The lawmaker representing Nkanu east/west federal constituency of Enugu said there’s need for synergy between the public and private sector in order to address deficiencies in the country’s aviation sector.

“The airport is the first port of call for international visitors to the country and also the last port of call on departure, so the impression an airport creates in the visitor’s mind gives a greater outlook of a country,” he said.


Patrick Musa, senior transport engineer, African Development Bank (AFDB), Nnaji, Tumba, Olumide, and Ali Magashi, CEO, Kitari Consult Limited, at the event

“It is glaring fact that our airports are not just underdeveloped but also grossly underutilized. In aviation today, the modern trend is that airports have become huge sources of revenue generation.

“Revenues accrue from both aeronautical and non-aeronautical sources, with non-aeronautical revenues now becoming the dominant sources of airport development, stability and aviation sustainability. Airports are now big business hubs with hotels and other ancillary entities springing up in major international airports across the globe.

“In Nigeria, we have not exploited even up to 10 percent of the possible non-aeronautical revenues because our airports are not yet developed to the level of harnessing the revenue potentials available on the land side (non-aeronautical sources of revenue).

“The unbundling of FAAN may lead to a more efficient and progressive airport development and an enabling environment that will attract private sector investments and tourism  development in Nigeria.”


Reacting, Dapo Olumide, chief executive officer of Ropeways Transport Limited, said the last 33-year experiment of Nigerian airports under government has not recorded much progress, hence the need to “change the status quo”.

“Concession of Airports does not mean complete privatization but allowing the private sector to come in and ensure global standard,” he said.

“We have been doing the same thing for the last three decades, going round the circle.”

He however, opposed the lawmaker’s call for the devolution of FAAN into three units, saying such would only continue the complex structures of the agency.


In his welcome address, Simon Tumba, convener of the colloquium, lamented over the parlous state of Nigerian airports despite the presence of huge prospects for economic growth.

“For decades we have seen the state of our airports, especially our major gateways in Lagos, Abuja, Enugu, Port Harcourt, Kaduna and Kano.

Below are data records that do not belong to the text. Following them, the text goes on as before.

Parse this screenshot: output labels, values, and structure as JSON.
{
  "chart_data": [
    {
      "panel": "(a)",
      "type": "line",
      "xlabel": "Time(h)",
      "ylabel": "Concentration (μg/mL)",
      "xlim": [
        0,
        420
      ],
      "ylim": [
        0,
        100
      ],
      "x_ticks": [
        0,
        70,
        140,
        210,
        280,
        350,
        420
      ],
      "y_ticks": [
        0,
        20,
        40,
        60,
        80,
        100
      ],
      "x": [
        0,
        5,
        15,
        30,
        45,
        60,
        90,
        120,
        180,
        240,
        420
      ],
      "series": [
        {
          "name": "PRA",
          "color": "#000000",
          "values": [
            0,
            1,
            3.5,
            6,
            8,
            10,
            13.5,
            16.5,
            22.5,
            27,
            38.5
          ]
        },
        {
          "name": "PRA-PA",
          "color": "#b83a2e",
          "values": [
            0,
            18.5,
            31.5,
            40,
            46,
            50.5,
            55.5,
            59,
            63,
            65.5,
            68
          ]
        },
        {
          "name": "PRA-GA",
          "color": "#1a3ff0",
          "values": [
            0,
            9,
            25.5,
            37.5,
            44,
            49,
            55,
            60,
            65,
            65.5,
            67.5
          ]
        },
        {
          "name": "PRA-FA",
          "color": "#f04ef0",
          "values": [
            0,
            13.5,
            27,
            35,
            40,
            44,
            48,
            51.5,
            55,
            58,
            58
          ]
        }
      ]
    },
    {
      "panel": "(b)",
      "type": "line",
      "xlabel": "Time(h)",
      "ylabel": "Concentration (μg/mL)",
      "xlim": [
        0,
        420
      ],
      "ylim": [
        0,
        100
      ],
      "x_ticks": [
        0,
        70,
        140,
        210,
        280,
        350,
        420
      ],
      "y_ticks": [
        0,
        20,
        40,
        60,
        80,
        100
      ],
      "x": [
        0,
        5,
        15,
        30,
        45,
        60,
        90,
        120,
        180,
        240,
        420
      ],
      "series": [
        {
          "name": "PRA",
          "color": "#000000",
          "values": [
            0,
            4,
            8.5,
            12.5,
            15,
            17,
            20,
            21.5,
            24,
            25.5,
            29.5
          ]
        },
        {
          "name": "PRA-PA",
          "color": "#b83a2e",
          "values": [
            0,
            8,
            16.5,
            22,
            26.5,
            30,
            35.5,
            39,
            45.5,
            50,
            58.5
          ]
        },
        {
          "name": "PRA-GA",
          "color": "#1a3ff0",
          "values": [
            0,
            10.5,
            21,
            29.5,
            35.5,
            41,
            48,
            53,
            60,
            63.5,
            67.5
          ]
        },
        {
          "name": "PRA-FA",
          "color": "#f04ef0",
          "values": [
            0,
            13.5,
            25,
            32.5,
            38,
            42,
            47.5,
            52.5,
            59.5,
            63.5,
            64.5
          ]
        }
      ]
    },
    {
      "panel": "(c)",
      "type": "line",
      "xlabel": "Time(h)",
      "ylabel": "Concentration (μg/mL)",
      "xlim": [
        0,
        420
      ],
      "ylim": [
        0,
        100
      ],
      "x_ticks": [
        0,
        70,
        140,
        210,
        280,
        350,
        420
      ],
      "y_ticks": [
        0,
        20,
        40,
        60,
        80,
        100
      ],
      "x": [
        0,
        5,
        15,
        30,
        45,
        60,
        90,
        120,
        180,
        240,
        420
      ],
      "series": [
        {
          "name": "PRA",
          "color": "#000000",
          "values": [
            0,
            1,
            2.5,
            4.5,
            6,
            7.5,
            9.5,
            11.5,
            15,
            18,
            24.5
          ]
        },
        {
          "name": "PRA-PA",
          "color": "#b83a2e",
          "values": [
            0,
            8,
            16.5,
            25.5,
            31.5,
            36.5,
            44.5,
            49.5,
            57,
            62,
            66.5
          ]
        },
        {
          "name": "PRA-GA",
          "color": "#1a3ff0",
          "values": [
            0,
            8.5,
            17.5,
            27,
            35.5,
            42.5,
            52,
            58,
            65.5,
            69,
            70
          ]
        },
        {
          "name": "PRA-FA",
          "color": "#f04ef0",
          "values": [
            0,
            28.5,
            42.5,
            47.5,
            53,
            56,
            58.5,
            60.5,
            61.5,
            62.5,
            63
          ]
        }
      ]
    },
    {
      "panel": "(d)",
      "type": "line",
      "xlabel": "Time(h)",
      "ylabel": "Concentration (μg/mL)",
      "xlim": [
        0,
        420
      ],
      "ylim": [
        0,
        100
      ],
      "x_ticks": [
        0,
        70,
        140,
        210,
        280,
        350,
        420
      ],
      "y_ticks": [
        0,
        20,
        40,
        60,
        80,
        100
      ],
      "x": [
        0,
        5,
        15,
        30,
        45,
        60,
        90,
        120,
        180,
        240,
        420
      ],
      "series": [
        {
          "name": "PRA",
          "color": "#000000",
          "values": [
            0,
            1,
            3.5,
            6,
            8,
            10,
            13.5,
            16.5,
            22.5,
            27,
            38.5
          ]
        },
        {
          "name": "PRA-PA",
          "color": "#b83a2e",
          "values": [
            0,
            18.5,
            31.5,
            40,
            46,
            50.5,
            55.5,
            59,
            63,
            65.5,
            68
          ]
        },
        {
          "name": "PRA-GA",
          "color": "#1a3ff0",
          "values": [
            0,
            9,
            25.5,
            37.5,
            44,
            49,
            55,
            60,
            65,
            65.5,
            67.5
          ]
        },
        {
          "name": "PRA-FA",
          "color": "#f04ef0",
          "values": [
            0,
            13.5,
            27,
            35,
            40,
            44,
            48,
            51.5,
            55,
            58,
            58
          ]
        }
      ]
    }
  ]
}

Over the last few years the Federal government has made investments to enhance  the customer experience in these airports. Truth be told; we are lagging behind, despite the efforts of the Federal Airports of Authority /FAAN),” he said.


“The Federal government has approved N14 billion to renovate the Murtala Muhammed International Airport, Ikeja, which is nearly $40 million.

“Taking cognizance to the dwindling revenue of the government, very demanding social needs and the increase of our debt profile as a nation, one may say the government is doing its best. However $40 million is not enough for an emerging market like Nigeria, a country with every potential to be a global hub. The government needs to think out of the box!


“Our humble opinion in NTM is that the government should explore a Public Private Partnership (PPP) and Concession our airports carrying along the workforce at FAAN. With Nigeria’s God given natural and Human Resources, and a solid leapfrogging plan and strategy, we should be aiming for a futuristic airport of $2-5billion. We have the population, the market and geographic position to make and realize such aspirations.

“The aviation unions who are averse to concession of our airports are merely shooting themselves in the foot, and in the long run, may end in regret and  bitter cries.”